我经历过贫穷和疾病的深渊。当人们问我是什么让我度过了我们所有人遇到的麻烦时,我总是回答说:“我昨天站着。我今天可以站起来。我不会允许自己去想明天会发生什么。
我知道匮乏、挣扎、焦虑和绝望。我总是不得不超出我的力量极限工作。当我回顾自己的一生时,我把它看作是一个战场,到处都是死去的梦想、破碎的希望和破灭的幻想——在这场战斗中,我总是与我进行艰苦的战斗4)与我作斗争,它给我留下了伤痕和瘀伤5)和残疾6)并且在我的时代之前就已经衰老了。
然而,我对自己一点怜悯都没有;没有泪水为过去和逝去的悲伤流泪;不嫉妒那些在我所经历的一切中幸免于难的妇女。因为我活过。他们只是存在而已。
我已经把生命的杯喝得只剩下渣滓7)。他们只是啜饮了上面的气泡。我知道他们永远不会知道的事情。我看到的是他们看不到的东西。
只有那些被泪水洗净了眼睛的妇女,才能获得广阔的视野,使她们成为全世界的小姐妹。
我在伟大的 Hard Knocks 大学学到了一种哲学,这是任何过着轻松生活的女人都无法获得的。我学会了按部就班地过每一天,而不是因为害怕明天而借用麻烦 8)。正是未来的黑暗威胁使我们成为懦夫。我把这种恐惧从我身上移开,因为经验告诉我,当我如此恐惧的时候到来时,我会得到力量和智慧来应对它。

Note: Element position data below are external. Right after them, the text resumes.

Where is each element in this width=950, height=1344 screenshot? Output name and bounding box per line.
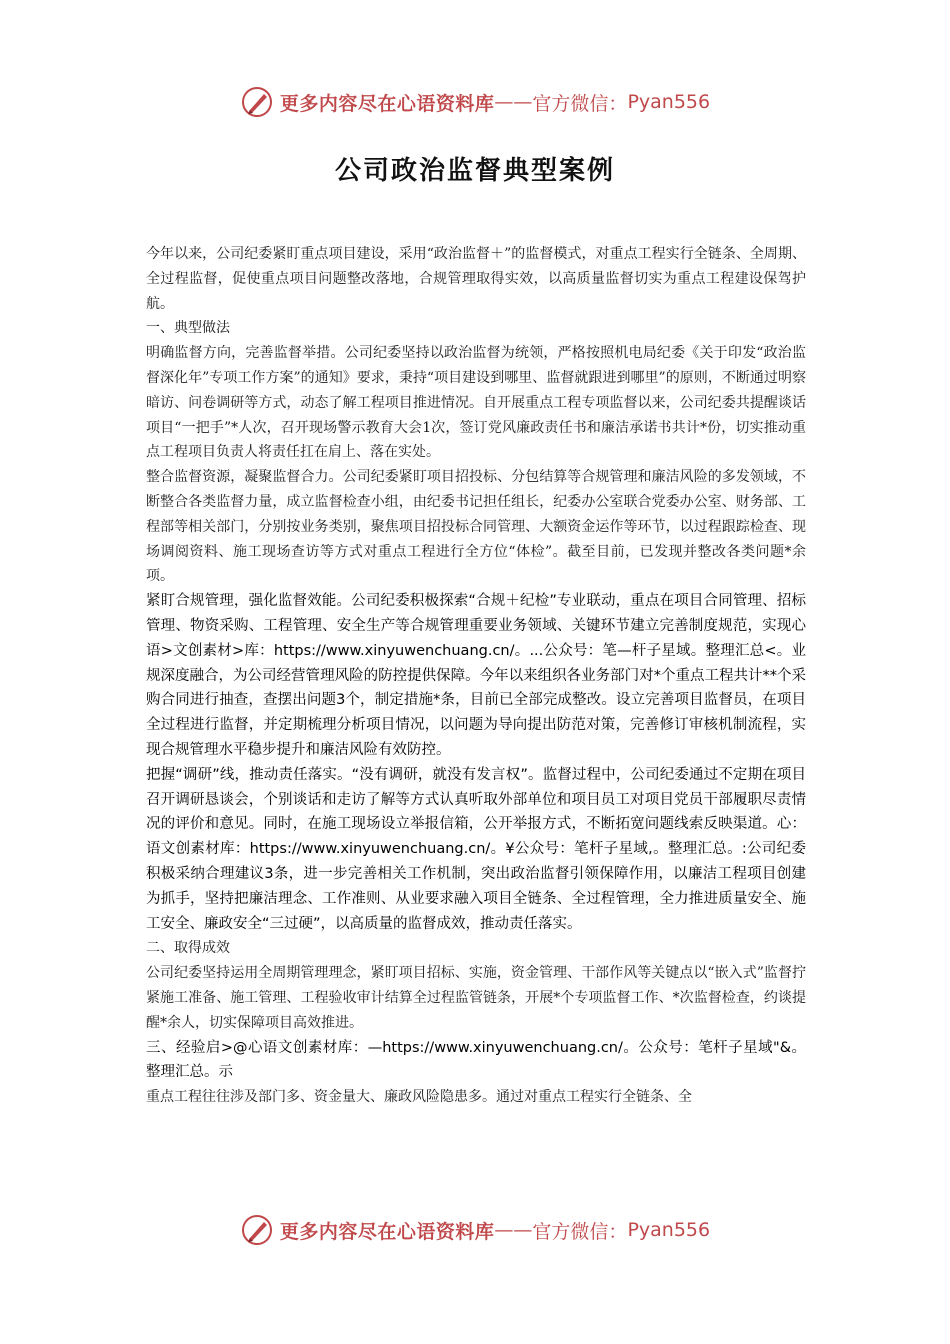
banner-dash: —— <box>494 1219 533 1241</box>
intro-paragraph: 今年以来，公司纪委紧盯重点项目建设，采用“政治监督＋”的监督模式，对重点工程实行全链条、全周期、全过程监督，促使重点项目问题整改落地，合规管理取得实效，以高质量监督切实为重点工程建设保驾护航。 <box>146 246 806 312</box>
paragraph-compliance: 紧盯合规管理，强化监督效能。公司纪委积极探索“合规＋纪检”专业联动，重点在项目合同管理、招标管理、物资采购、工程管理、安全生产等合规管理重要业务领域、关键环节建立完善制度规范，实现心语>文创素材>库：https://www.xinyuwenchuang.cn/。...公众号：笔—杆子星域。整理汇总<。业规深度融合，为公司经营管理风险的防控提供保障。今年以来组织各业务部门对*个重点工程共计**个采购合同进行抽查，查摆出问题3个，制定措施*条，目前已全部完成整改。设立完善项目监督员，在项目全过程进行监督，并定期梳理分析项目情况，以问题为导向提出防范对策，完善修订审核机制流程，实现合规管理水平稳步提升和廉洁风险有效防控。 <box>146 593 806 758</box>
section-heading-practices: 一、典型做法 <box>146 320 230 337</box>
paragraph-resources: 整合监督资源，凝聚监督合力。公司纪委紧盯项目招投标、分包结算等合规管理和廉洁风险的多发领域，不断整合各类监督力量，成立监督检查小组，由纪委书记担任组长，纪委办公室联合党委办公室、财务部、工程部等相关部门，分别按业务类别，聚焦项目招投标合同管理、大额资金运作等环节，以过程跟踪检查、现场调阅资料、施工现场查访等方式对重点工程进行全方位“体检”。截至目前，已发现并整改各类问题*余项。 <box>146 469 806 585</box>
paragraph-direction: 明确监督方向，完善监督举措。公司纪委坚持以政治监督为统领，严格按照机电局纪委《关于印发“政治监督深化年”专项工作方案”的通知》要求，秉持“项目建设到哪里、监督就跟进到哪里”的原则，不断通过明察暗访、问卷调研等方式，动态了解工程项目推进情况。自开展重点工程专项监督以来，公司纪委共提醒谈话项目“一把手”*人次，召开现场警示教育大会1次，签订党风廉政责任书和廉洁承诺书共计*份，切实推动重点工程项目负责人将责任扛在肩上、落在实处。 <box>146 345 806 461</box>
banner-brand-text: 更多内容尽在心语资料库 <box>279 92 495 115</box>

小烦恼 9) 不再有影响我的力量。在你看到你的整个幸福大厦 10) 倒塌 11) 并坠毁在你周围 的废墟之后,仆人忘记把 doilies 12) 放在手指碗下 13) 或厨师洒了 14) 汤,对你来说再也不重要了。
我已经学会了不要对人期望太高,所以我仍然可以从对我或八卦的熟人不太真实的朋友那里获得快乐 15) 16)。最重要的是,我获得了一种幽默感,因为有太多的事情我不得不哭泣或大笑。当一个女人可以拿自己的烦恼开玩笑而不是歇斯底里17)时,没有什么能再伤害她了。
我不后悔我所经历的艰辛,因为通过它们,我触动了我所经历的每一个阶段的生活。我必须付出的代价是值得的。